Understanding Manipulation Contexts by Vision and Language for Robotic Vision
In Activities of Daily Living (ADLs), humans perform thousands of arm and hand object manipulation tasks, such as picking, pouring and drinking a drink. In a pouring manipulation task, its manipulation context involves a sequence of actions executed over time over some specific objects. Those actions, performed by a human actor, can include:
- Grasp an object that contains the liquid.
- Move the object over an empty containe.
- Pour the liquid into the empty container.
- Put the object back after finishing the pouring.

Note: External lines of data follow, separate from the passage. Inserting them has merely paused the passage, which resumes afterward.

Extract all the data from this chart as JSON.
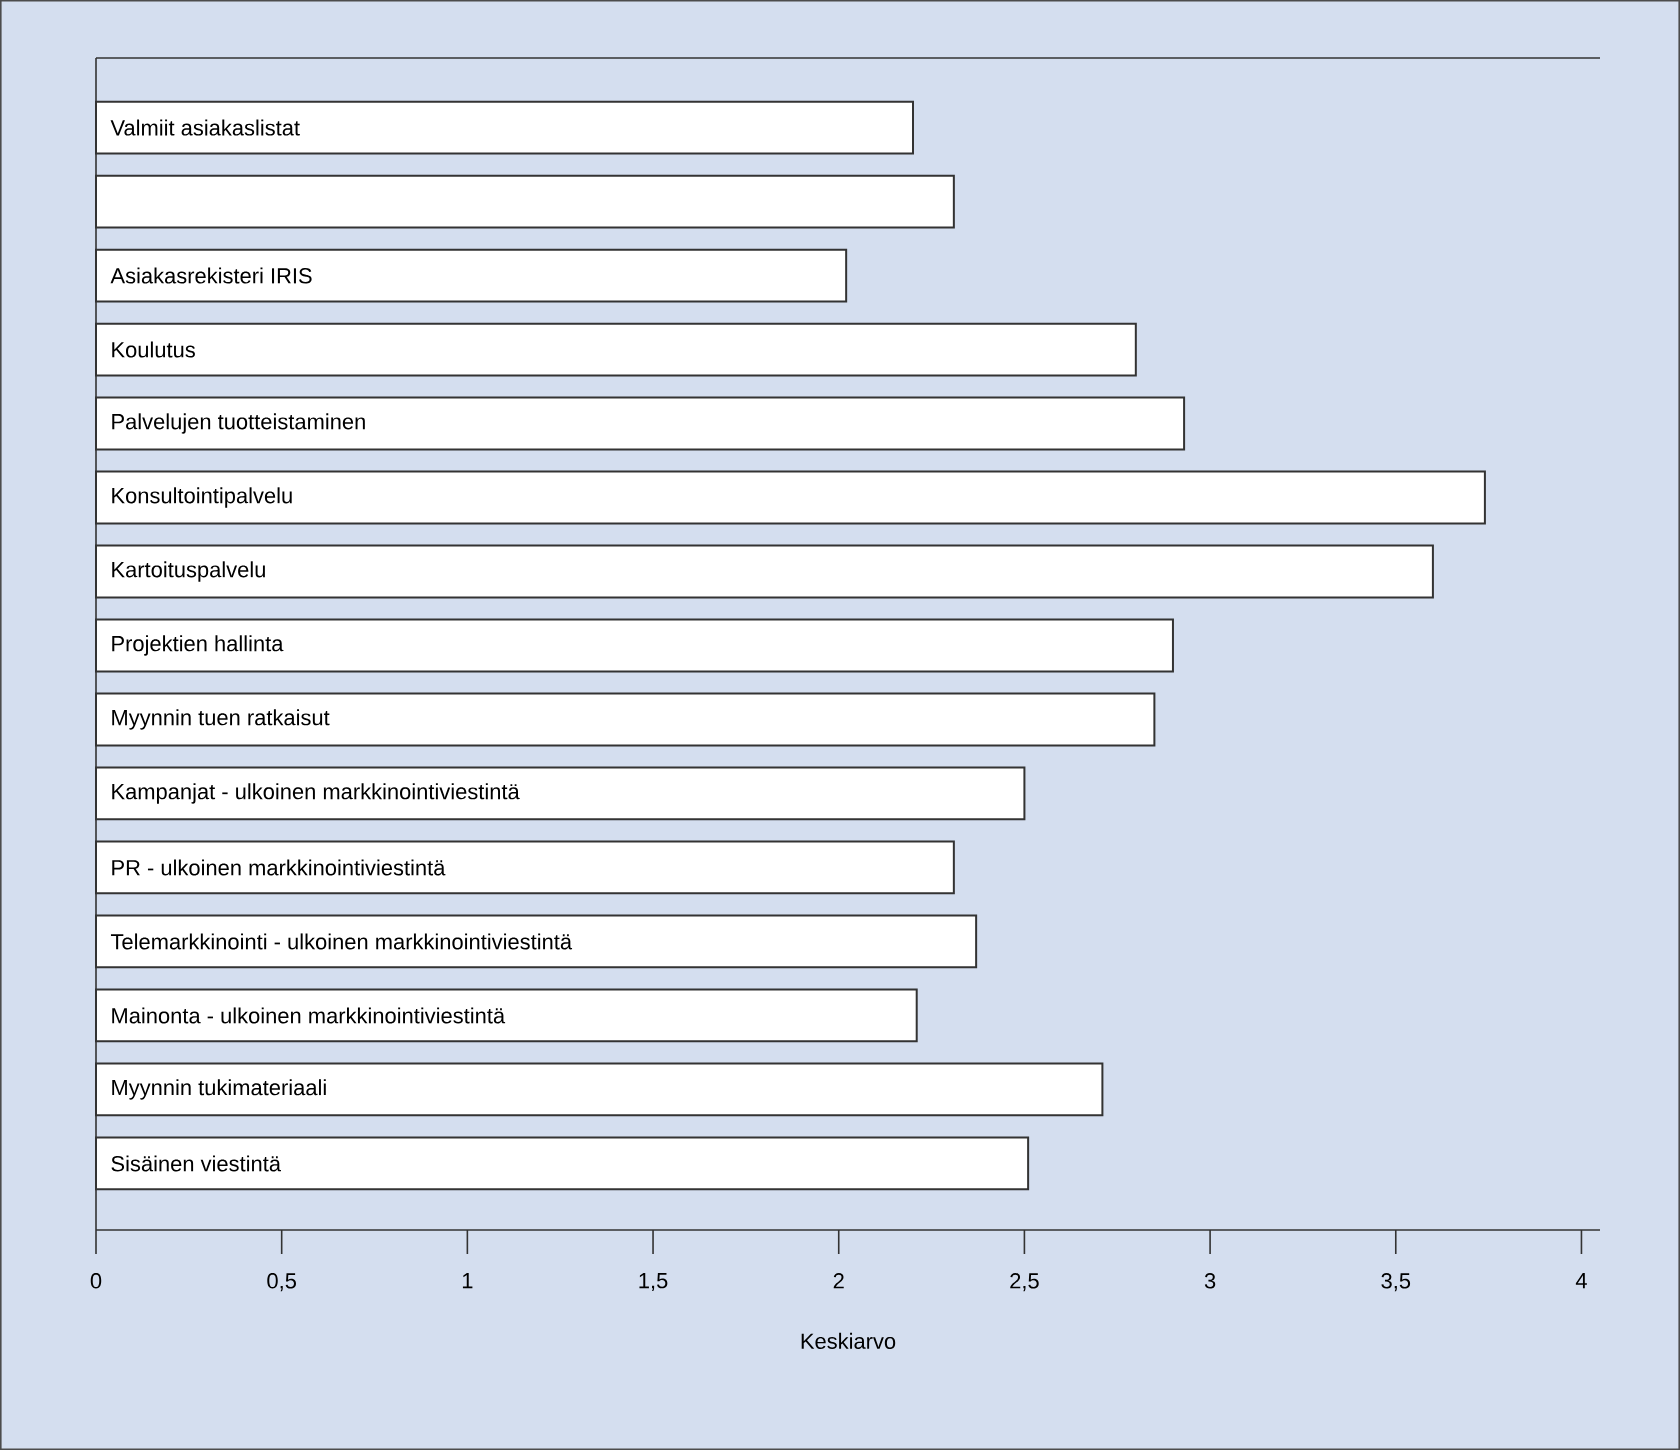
{
  "chart_data": {
    "type": "bar",
    "orientation": "horizontal",
    "xlabel": "Keskiarvo",
    "categories": [
      "Valmiit asiakaslistat",
      null,
      "Asiakasrekisteri IRIS",
      "Koulutus",
      "Palvelujen tuotteistaminen",
      "Konsultointipalvelu",
      "Kartoituspalvelu",
      "Projektien hallinta",
      "Myynnin tuen ratkaisut",
      "Kampanjat - ulkoinen markkinointiviestintä",
      "PR - ulkoinen markkinointiviestintä",
      "Telemarkkinointi - ulkoinen markkinointiviestintä",
      "Mainonta - ulkoinen markkinointiviestintä",
      "Myynnin tukimateriaali",
      "Sisäinen viestintä"
    ],
    "values": [
      2.2,
      2.31,
      2.02,
      2.8,
      2.93,
      3.74,
      3.6,
      2.9,
      2.85,
      2.5,
      2.31,
      2.37,
      2.21,
      2.71,
      2.51
    ],
    "color": "#ffffff",
    "xlim": [
      0,
      4.05
    ],
    "xticks": [
      0,
      {
        "value": 0.5,
        "label": "0,5"
      },
      1,
      {
        "value": 1.5,
        "label": "1,5"
      },
      2,
      {
        "value": 2.5,
        "label": "2,5"
      },
      3,
      {
        "value": 3.5,
        "label": "3,5"
      },
      4
    ],
    "grid": false
  }
}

The human process of interpreting manipulation knowledge can be decomposed into three steps, see the figure below:
First, from hand-eye coordination, eye gaze will provide visual attention over the manipulation scene. Second, describing relationship between manipulation actor, action and objects such that a taxonomic structure will be able to represent the current manipulation context. Third, commonsense knowledge will allow humans to reason with manipulation concepts and deduct facts for current scenario, based on past experience. Eventually, for an intelligent robot to assist or to mimic humans in Activities of Daily Living (ADLs), a similar procedure of decomposing and analyzing manipulation contexts needs to be carried out first by the robot before enacting smart behaviors.

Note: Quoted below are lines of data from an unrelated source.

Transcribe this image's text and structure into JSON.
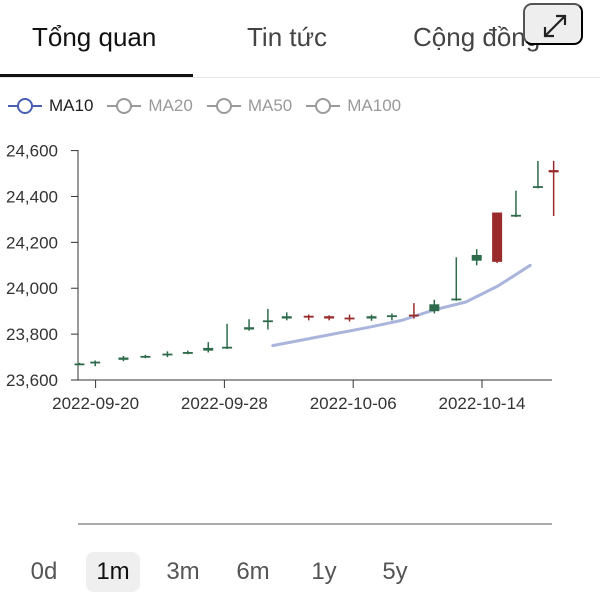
{
  "tabs": [
    {
      "label": "Tổng quan",
      "active": true
    },
    {
      "label": "Tin tức",
      "active": false
    },
    {
      "label": "Cộng đồng",
      "active": false
    }
  ],
  "legend": [
    {
      "label": "MA10",
      "color": "#4a5fb0",
      "active": true
    },
    {
      "label": "MA20",
      "color": "#9a9a9a",
      "active": false
    },
    {
      "label": "MA50",
      "color": "#9a9a9a",
      "active": false
    },
    {
      "label": "MA100",
      "color": "#9a9a9a",
      "active": false
    }
  ],
  "ranges": [
    {
      "label": "0d",
      "active": false
    },
    {
      "label": "1m",
      "active": true
    },
    {
      "label": "3m",
      "active": false
    },
    {
      "label": "6m",
      "active": false
    },
    {
      "label": "1y",
      "active": false
    },
    {
      "label": "5y",
      "active": false
    }
  ],
  "expand_icon": "expand-arrows-icon",
  "colors": {
    "up": "#2e6b4b",
    "down": "#9a2b2b",
    "ma10": "#aab5dc"
  },
  "chart_data": {
    "type": "candlestick",
    "ylim": [
      23600,
      24620
    ],
    "yticks": [
      "24,600",
      "24,400",
      "24,200",
      "24,000",
      "23,800",
      "23,600"
    ],
    "ytick_values": [
      24600,
      24400,
      24200,
      24000,
      23800,
      23600
    ],
    "xticks": [
      "2022-09-20",
      "2022-09-28",
      "2022-10-06",
      "2022-10-14"
    ],
    "xtick_index": [
      1,
      9,
      17,
      25
    ],
    "candles": [
      {
        "open": 23670,
        "high": 23675,
        "low": 23665,
        "close": 23672
      },
      {
        "open": 23675,
        "high": 23685,
        "low": 23660,
        "close": 23680
      },
      {
        "open": 23688,
        "high": 23705,
        "low": 23682,
        "close": 23698
      },
      {
        "open": 23702,
        "high": 23710,
        "low": 23695,
        "close": 23705
      },
      {
        "open": 23708,
        "high": 23725,
        "low": 23700,
        "close": 23715
      },
      {
        "open": 23718,
        "high": 23728,
        "low": 23712,
        "close": 23722
      },
      {
        "open": 23728,
        "high": 23765,
        "low": 23720,
        "close": 23740
      },
      {
        "open": 23740,
        "high": 23845,
        "low": 23735,
        "close": 23745
      },
      {
        "open": 23820,
        "high": 23865,
        "low": 23815,
        "close": 23830
      },
      {
        "open": 23855,
        "high": 23910,
        "low": 23820,
        "close": 23860
      },
      {
        "open": 23868,
        "high": 23895,
        "low": 23860,
        "close": 23878
      },
      {
        "open": 23880,
        "high": 23885,
        "low": 23860,
        "close": 23872
      },
      {
        "open": 23878,
        "high": 23882,
        "low": 23860,
        "close": 23868
      },
      {
        "open": 23872,
        "high": 23885,
        "low": 23855,
        "close": 23865
      },
      {
        "open": 23868,
        "high": 23885,
        "low": 23858,
        "close": 23878
      },
      {
        "open": 23875,
        "high": 23890,
        "low": 23860,
        "close": 23882
      },
      {
        "open": 23885,
        "high": 23935,
        "low": 23868,
        "close": 23880
      },
      {
        "open": 23900,
        "high": 23950,
        "low": 23890,
        "close": 23930
      },
      {
        "open": 23950,
        "high": 24135,
        "low": 23945,
        "close": 23955
      },
      {
        "open": 24120,
        "high": 24170,
        "low": 24100,
        "close": 24145
      },
      {
        "open": 24330,
        "high": 24330,
        "low": 24110,
        "close": 24115
      },
      {
        "open": 24315,
        "high": 24425,
        "low": 24310,
        "close": 24320
      },
      {
        "open": 24440,
        "high": 24555,
        "low": 24435,
        "close": 24445
      },
      {
        "open": 24515,
        "high": 24555,
        "low": 24315,
        "close": 24505
      }
    ],
    "ma10": [
      {
        "i": 12,
        "v": 23750
      },
      {
        "i": 15,
        "v": 23790
      },
      {
        "i": 18,
        "v": 23830
      },
      {
        "i": 20,
        "v": 23860
      },
      {
        "i": 22,
        "v": 23905
      },
      {
        "i": 24,
        "v": 23940
      },
      {
        "i": 26,
        "v": 24010
      },
      {
        "i": 28,
        "v": 24100
      }
    ]
  }
}
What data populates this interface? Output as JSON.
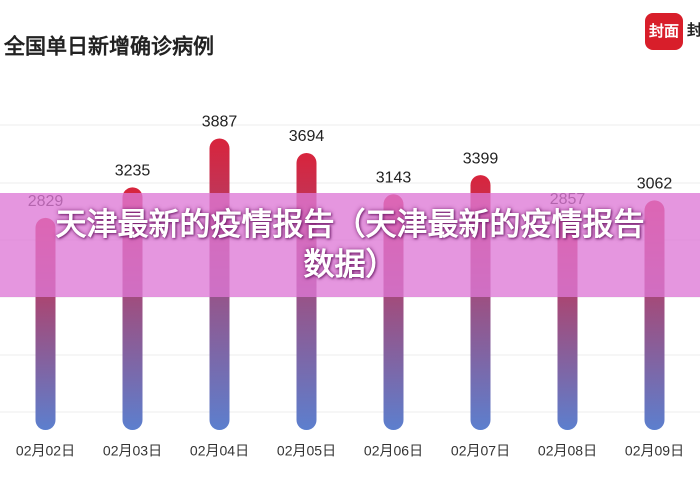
{
  "chart_data": {
    "type": "bar",
    "title": "全国单日新增确诊病例",
    "categories": [
      "02月02日",
      "02月03日",
      "02月04日",
      "02月05日",
      "02月06日",
      "02月07日",
      "02月08日",
      "02月09日"
    ],
    "values": [
      2829,
      3235,
      3887,
      3694,
      3143,
      3399,
      2857,
      3062
    ],
    "color": [
      "#d8243c",
      "#5c7fce"
    ],
    "ylim": [
      0,
      4000
    ],
    "grid": true
  },
  "banner": "天津最新的疫情报告（天津最新的疫情报告数据）",
  "logo": {
    "badge": "封面",
    "name": "封"
  }
}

Recent advances in fusing computer vision with domain knowledge have enabled research in the area of intelligent robots. Studies both in robotic vision [1][2][3] and NLP - Natural Language Processing [4][5] provide promising tools for robots to better understand human tasks and assist humans in their daily life environment. Still, intelligent robots are far from perfect. The challenges for intelligent robots lie in their abilities to: (1) interpret sensor inputs of vision and contact interactions through modeling over daily life knowledge and commonsense reasoning, and (2) perform smart actions given factors including physical environment and human intentions. Various published works analyze human behaviors for robots to mimic, from attending to human eye gazes [6][7], to structuring ways of manipulations [8][9][10][11]. Still, none of the studies have offered a general solution to construct cognition for daily life robotics.

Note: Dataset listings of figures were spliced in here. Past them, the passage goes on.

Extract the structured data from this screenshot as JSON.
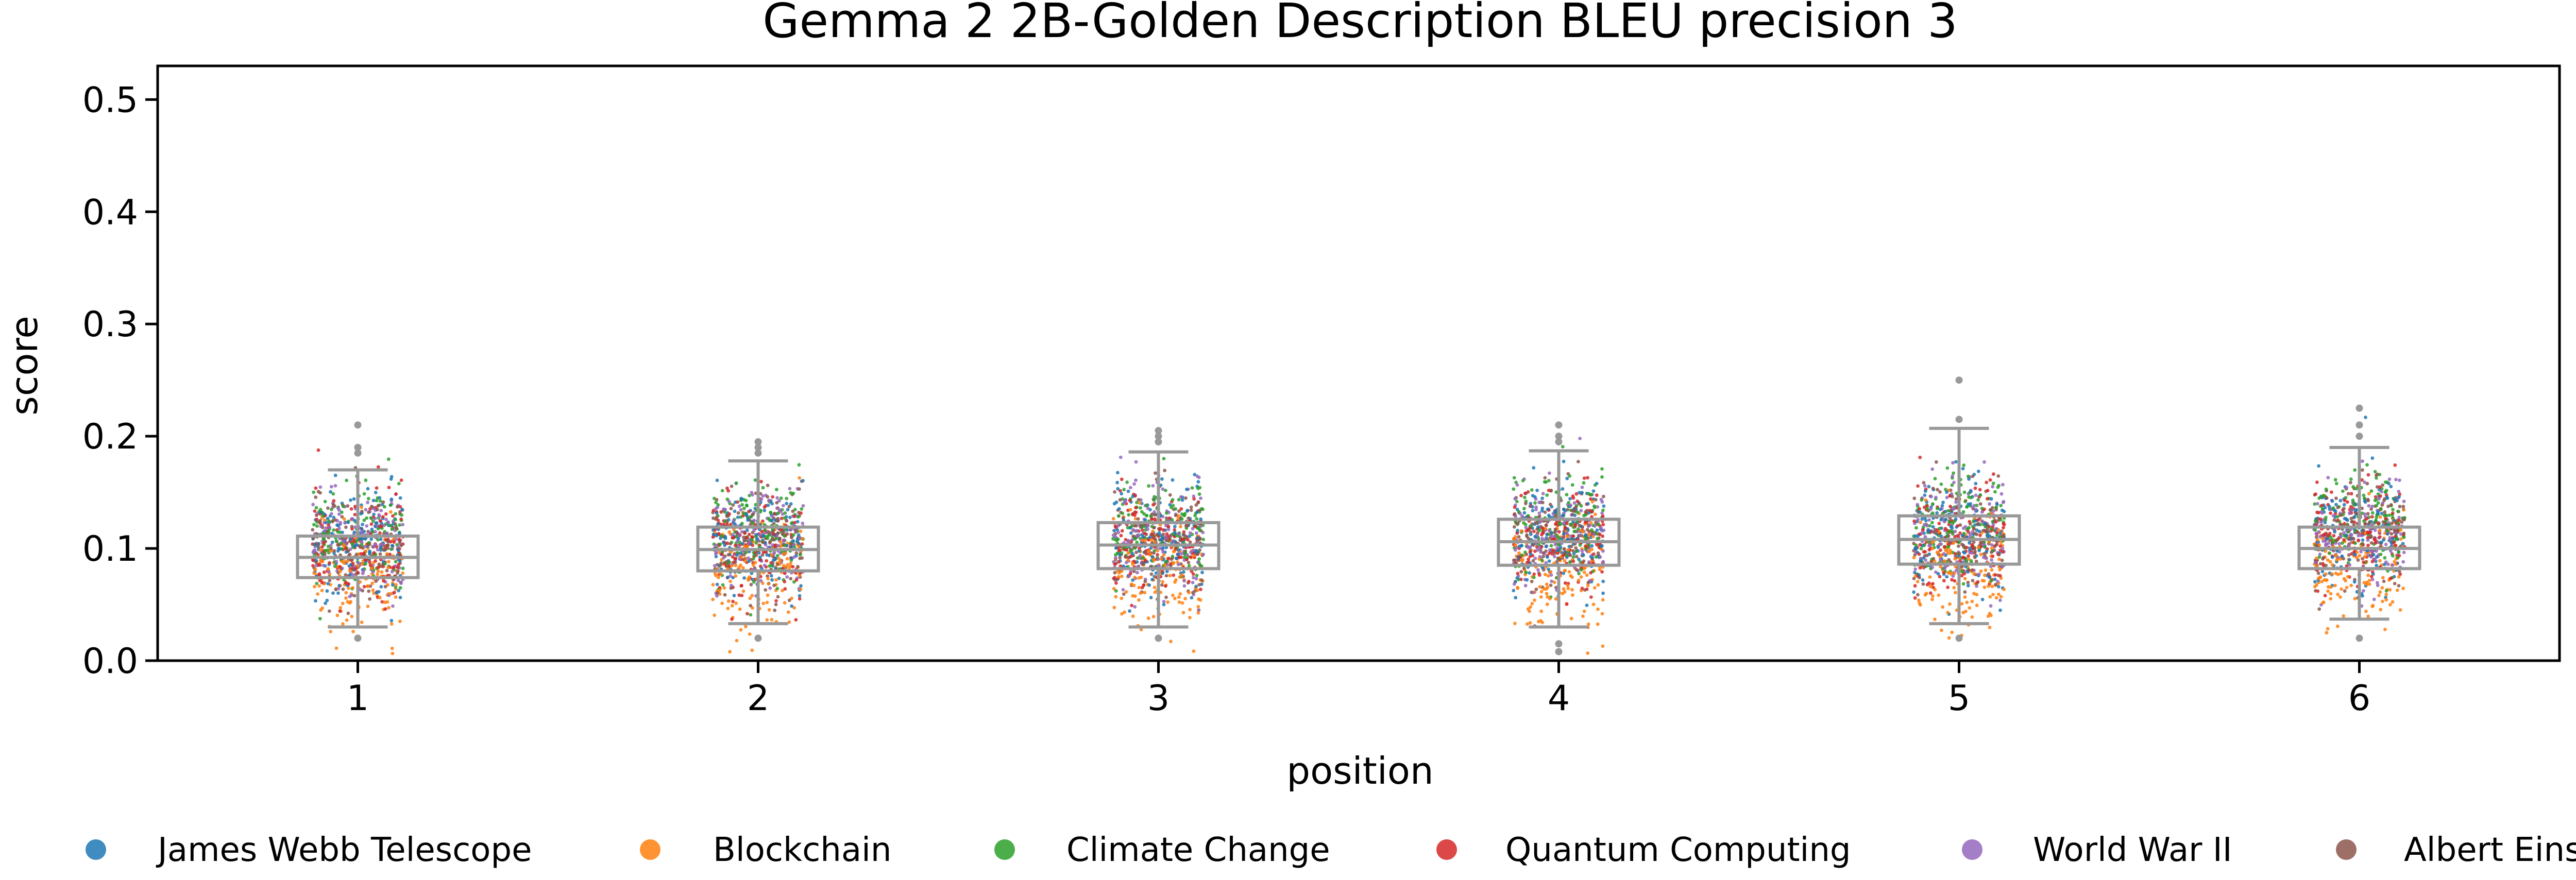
{
  "chart_data": {
    "type": "box-strip",
    "title": "Gemma 2 2B-Golden Description BLEU precision 3",
    "xlabel": "position",
    "ylabel": "score",
    "ylim": [
      0.0,
      0.53
    ],
    "yticks": [
      0.0,
      0.1,
      0.2,
      0.3,
      0.4,
      0.5
    ],
    "yticklabels": [
      "0.0",
      "0.1",
      "0.2",
      "0.3",
      "0.4",
      "0.5"
    ],
    "categories": [
      "1",
      "2",
      "3",
      "4",
      "5",
      "6"
    ],
    "grid": false,
    "legend_position": "bottom",
    "box_color": "#999999",
    "boxes": [
      {
        "position": "1",
        "whisker_low": 0.03,
        "q1": 0.074,
        "median": 0.092,
        "q3": 0.111,
        "whisker_high": 0.17,
        "outliers": [
          0.21,
          0.19,
          0.185,
          0.02
        ]
      },
      {
        "position": "2",
        "whisker_low": 0.033,
        "q1": 0.08,
        "median": 0.099,
        "q3": 0.119,
        "whisker_high": 0.178,
        "outliers": [
          0.195,
          0.19,
          0.185,
          0.02
        ]
      },
      {
        "position": "3",
        "whisker_low": 0.03,
        "q1": 0.082,
        "median": 0.103,
        "q3": 0.123,
        "whisker_high": 0.186,
        "outliers": [
          0.205,
          0.2,
          0.195,
          0.02
        ]
      },
      {
        "position": "4",
        "whisker_low": 0.03,
        "q1": 0.085,
        "median": 0.106,
        "q3": 0.126,
        "whisker_high": 0.187,
        "outliers": [
          0.21,
          0.2,
          0.195,
          0.015,
          0.008
        ]
      },
      {
        "position": "5",
        "whisker_low": 0.033,
        "q1": 0.086,
        "median": 0.108,
        "q3": 0.129,
        "whisker_high": 0.207,
        "outliers": [
          0.25,
          0.215,
          0.02
        ]
      },
      {
        "position": "6",
        "whisker_low": 0.037,
        "q1": 0.082,
        "median": 0.1,
        "q3": 0.119,
        "whisker_high": 0.19,
        "outliers": [
          0.225,
          0.21,
          0.2,
          0.02
        ]
      }
    ],
    "series": [
      {
        "name": "James Webb Telescope",
        "color": "#1f77b4",
        "mean": 0.104,
        "spread": 0.024
      },
      {
        "name": "Blockchain",
        "color": "#ff7f0e",
        "mean": 0.074,
        "spread": 0.026
      },
      {
        "name": "Climate Change",
        "color": "#2ca02c",
        "mean": 0.112,
        "spread": 0.022
      },
      {
        "name": "Quantum Computing",
        "color": "#d62728",
        "mean": 0.1,
        "spread": 0.023
      },
      {
        "name": "World War II",
        "color": "#9467bd",
        "mean": 0.106,
        "spread": 0.024
      },
      {
        "name": "Albert Einstein",
        "color": "#8c564b",
        "mean": 0.103,
        "spread": 0.023
      }
    ]
  }
}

Given the visual observations of the manipulation scene over time, we aim to estimate their visual attentions and describe the internal relational structures of all presenting manipulation concepts into a dynamic knowledge graph. In this thesis, we propose a framework to fuse an attention-based vision-language model with an ontology system. A convolutional neural network (CNN) with a spatial attention mechanism is invoked for weight feature extraction. A sequence-to-sequence structure with recurrent neural networks (RNN) is then followed, encoding temporal information and mapping from vision to command language. An ontology system, which defines the properties and attributes over various concepts of manipulation in a taxonomic manner, is inferred at last, converting command language into the intended dynamic knowledge graph and governing manipulation concepts with commonsense knowledge.
To evaluate the effectiveness of our framework, we construct a specialized RGB-D dataset with 100K images spanning both robot and human manipulation tasks. The dataset is constructed under a strictly constrained knowledge domain for both robot and human manipulations, with annotated concepts and relations by frame. The performance of our framework is evaluated on our constructed Robot Semantics Dataset, plus an additional public benchmark dataset. Furthermore, ablation studies and online experiments with real-time camera streams are conducted. We demonstrate that our framework works well under the real world robot manipulation scenario, allowing the robot to attend to important manipulation concepts in the pixels and decompose manipulation relations using dynamic knowledge graphs in real time.
The study serves as a fundamental baseline to process robotic vision along with natural language understanding. In future, we aim to enhance this framework further for knowledge-guided assistive robotics.